Apresentação2 Terceiro pedágio bioético- internação

Dr. PN -LS, você  aceita  participar  de uma pesquisa sobre uma nova bioprótese?

LS  – Se quem me pede é o  médico da minha confiança, presumo que devo aceitar.

Dr. PN – É um projeto  de grande  interesse, estamos animados com ele. O seu caso se encaixa muito bem nele.

LS   -­­ Sim, doutor, aceito.

Dr. PN  -Pensamos que esta nova bioprótese além de trazer mais vantagens para a circulação do sangue  dentro do coração, reduzirá a probabilidade de  reoperação.

LS – Doutor, esta parte me interessou. Vou poder colaborar com a sua pesquisa e com o meu coração.

Dr. JN – Mas não temos certeza…

LS- Doutor, eu sei que o senhor deseja o meu bem.
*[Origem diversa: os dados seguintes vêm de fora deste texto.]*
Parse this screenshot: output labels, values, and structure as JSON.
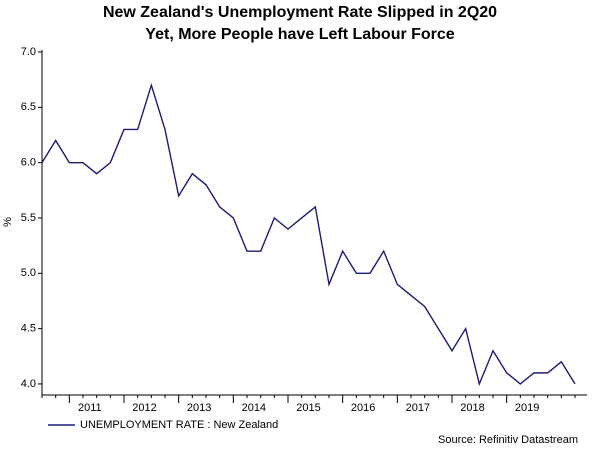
{
  "chart_data": {
    "type": "line",
    "title": [
      "New Zealand's Unemployment Rate Slipped in 2Q20",
      "Yet, More People have Left Labour Force"
    ],
    "y_label": "%",
    "categories": [
      null,
      null,
      "2011",
      null,
      null,
      null,
      "2012",
      null,
      null,
      null,
      "2013",
      null,
      null,
      null,
      "2014",
      null,
      null,
      null,
      "2015",
      null,
      null,
      null,
      "2016",
      null,
      null,
      null,
      "2017",
      null,
      null,
      null,
      "2018",
      null,
      null,
      null,
      "2019",
      null,
      null,
      null,
      null,
      null
    ],
    "series": [
      {
        "name": "UNEMPLOYMENT RATE : New Zealand",
        "color": "#1c1c78",
        "values": [
          6.0,
          6.2,
          6.0,
          6.0,
          5.9,
          6.0,
          6.3,
          6.3,
          6.7,
          6.3,
          5.7,
          5.9,
          5.8,
          5.6,
          5.5,
          5.2,
          5.2,
          5.5,
          5.4,
          5.5,
          5.6,
          4.9,
          5.2,
          5.0,
          5.0,
          5.2,
          4.9,
          4.8,
          4.7,
          4.5,
          4.3,
          4.5,
          4.0,
          4.3,
          4.1,
          4.0,
          4.1,
          4.1,
          4.2,
          4.0
        ]
      }
    ],
    "ylim": [
      3.9,
      7.0
    ],
    "yticks": [
      {
        "value": 4,
        "label": "4.0"
      },
      4.5,
      {
        "value": 5,
        "label": "5.0"
      },
      5.5,
      {
        "value": 6,
        "label": "6.0"
      },
      6.5,
      {
        "value": 7,
        "label": "7.0"
      }
    ],
    "grid": false,
    "source": "Source: Refinitiv Datastream"
  }
}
BBL -LS  foi vinculado à integração de interesses da Cardiologia, do pesquisador e do voluntário. Temeroso com cirurgias, ele se identificou particularmente com a hipótese da queda de perspectiva de reoperação. A confiança no médico transferiu-se para a pesquisa.

O Dr. PN era experiente em captar pacientes no ambulatório e  realocá-los na Pesquisa.  Aplicava e ensinava que os princípios morais exigiam que o espírito científico, o próximo Congresso e qualquer tipo de apelo ao altruísmo não poderiam,  sob nenhuma hipótese, falar mais alto do que a livre escolha pelo paciente.

A boa relação Dr.PN-LS  foi estímulo pela deferência. Ficam, contudo, as questões: Simples aquiescência  pela confiança no médico? Real consentimento pela beneficência presumida?  Ambas se conjugaram?

O certo é que LS assinou o  Termo de Consentimento Livre e Esclarecido e foi passado para a categoria de voluntário de pesquisa, consequentemente para a tutela da  resolução 196/96 do Ministério da Saúde.

A perspectiva sobre a nova prótese funcionou como certa compensação ao desalento pela operação. LS até se viu com sorte pelo  seu coração poder desfrutar do  “ainda melhor”.  Quem sabe a operação não seria assim tão má…

Na pesquisa que  envolve  implante de bioprótese, nenhum botão rewind pode ser apertado. A válvula nativa excisada  após  uma escala na mesa da instrumentadora cirúrgica acabará fatiada, incluída em lâminas e colocada sob o microscópio de um membro da equipe que, por ofício, costuma ficar à margem das coisas da  Autonomia. O exame anatomopatológico de peça cirúrgica não suscita, habitualmente,  reflexões sobre preservação de abuso da  autoridade  médica. Por estrito rigor  deveria?…

Quarto pedágio bioético- trajeto para o Centro Cirúrgico

BBL  LS já estava na maca para transporte ao Centro Cirúrgico, sob efeito do pré-anestésico, quando recebeu a visita do Dr. PN. O que parecia para LS uma bem-vinda atitude de solidariedade, de repente transformou-se na  privação da fonte de otimismo que lhe servira de suporte emocional nos últimos dias.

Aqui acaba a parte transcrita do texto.